Separately, the Shenzhen Stock Exchange is estimated to see 131 IPOs with proceeds totalling RMB 49 billion by the end of 2015 (an increase from 82 IPOs and RMB 36 billion in 2014).

Louis Lau, Partner, Capital Markets Advisory Group, KPMG China, says: “The China Securities Regulatory Commission announced in early November the resumption of IPOs, and at the same time proposed a series of draft regulations to reform the IPO mechanism, such as changing subscription rules to avoid capital lock up, increased responsibilities for professional intermediaries and enhanced investor protection. These changes are yet to be finalised and implemented but we expect these will facilitate the advancement of the A-share market.”

KPMG forecasts 100 companies to raise over HKD250 billion in 2016 via new listings in Hong Kong, whereas the expected increase in interest rate will have negative effect on the stock market.

Looking ahead, the IPO pipeline for sizeable deals will remain strong in Hong Kong, with Chinese insurers, local Chinese banks and leasing subsidiaries of big Chinese lenders planning to float their shares. In addition, companies in healthcare and environment-related sectors are expected to see more listings. 

Lee says: “Reopening the A-share IPO market provides companies with more choice and may increase challenges for Hong Kong. However, Hong Kong still enjoys an edge in gaining access to international investors. Meanwhile, the Shanghai-Hong Kong Stock Connect and the upcoming connection with Shenzhen bourse will bring the two markets closer and boost market liquidity in both regions.”

In China, with nearly 700 companies queuing for listing, the A-share IPO market is set to see another boom following recent reforms and their implementation. These include the migration from current approval-based to registration-based IPO system, further development of the multi-tier capital markets such as segmentation of the National Equities Exchanges and Quotation (NEEQ) and the strategic emerging industries board on the Shanghai Stock Exchange. 

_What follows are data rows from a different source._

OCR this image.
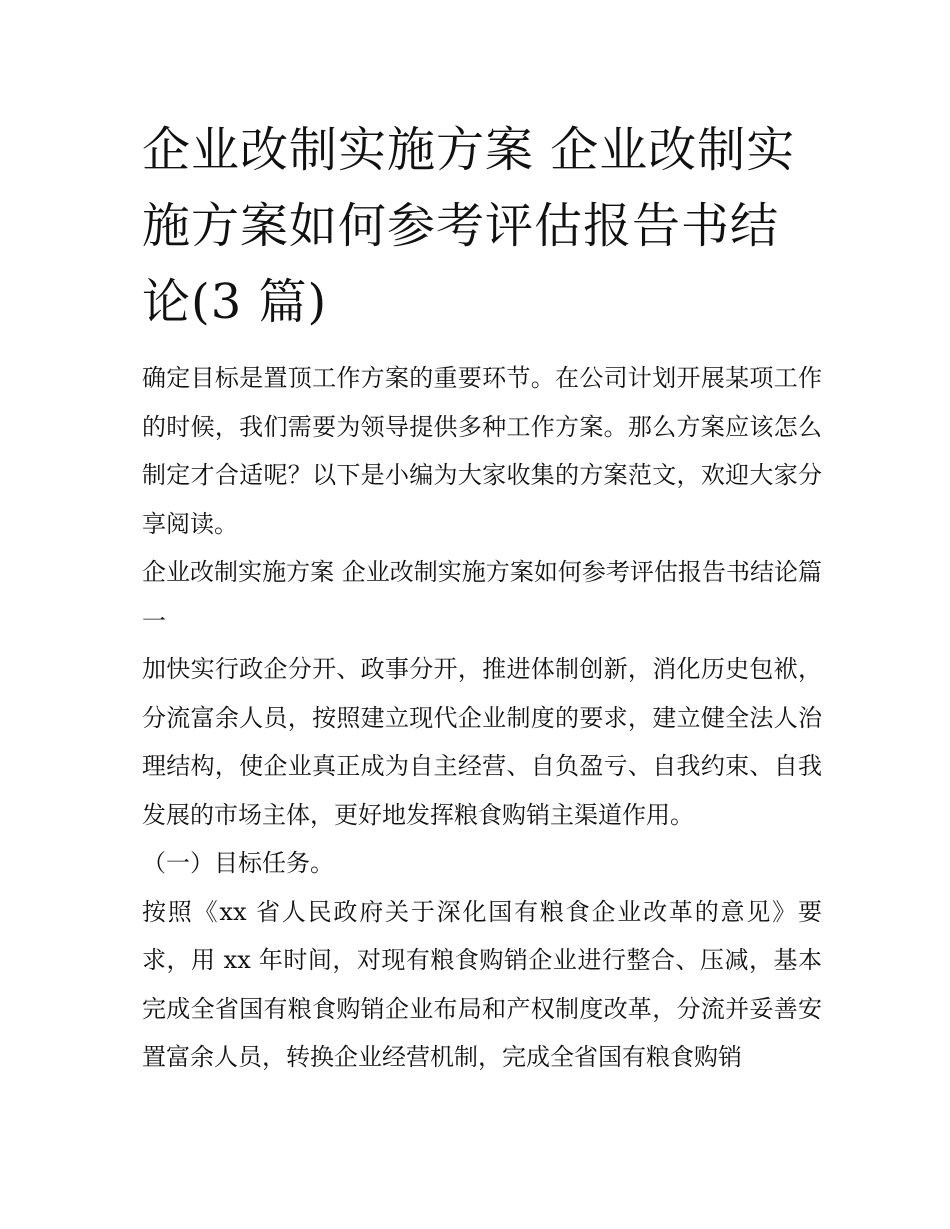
企业改制实施方案 企业改制实
施方案如何参考评估报告书结
论(3 篇)

确定目标是置顶工作方案的重要环节。在公司计划开展某项工作的时候，我们需要为领导提供多种工作方案。那么方案应该怎么制定才合适呢？以下是小编为大家收集的方案范文，欢迎大家分享阅读。

企业改制实施方案 企业改制实施方案如何参考评估报告书结论篇一

加快实行政企分开、政事分开，推进体制创新，消化历史包袱，分流富余人员，按照建立现代企业制度的要求，建立健全法人治理结构，使企业真正成为自主经营、自负盈亏、自我约束、自我发展的市场主体，更好地发挥粮食购销主渠道作用。

（一）目标任务。

按照《xx 省人民政府关于深化国有粮食企业改革的意见》要求，用 xx 年时间，对现有粮食购销企业进行整合、压减，基本完成全省国有粮食购销企业布局和产权制度改革，分流并妥善安置富余人员，转换企业经营机制，完成全省国有粮食购销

Charles Wan, Head of Capital Markets Development Group, Northern China, KPMG China, concludes: “2016 is expected to be a critical year with various reforms. The pace and magnitude of the capital market development in the next five years will largely depend on the progress of reform. China’s capital market is set to play a greater role in the global capital market by the establishment of a large talent pool and better leveraging the IPO markets in the mainland and Hong Kong.”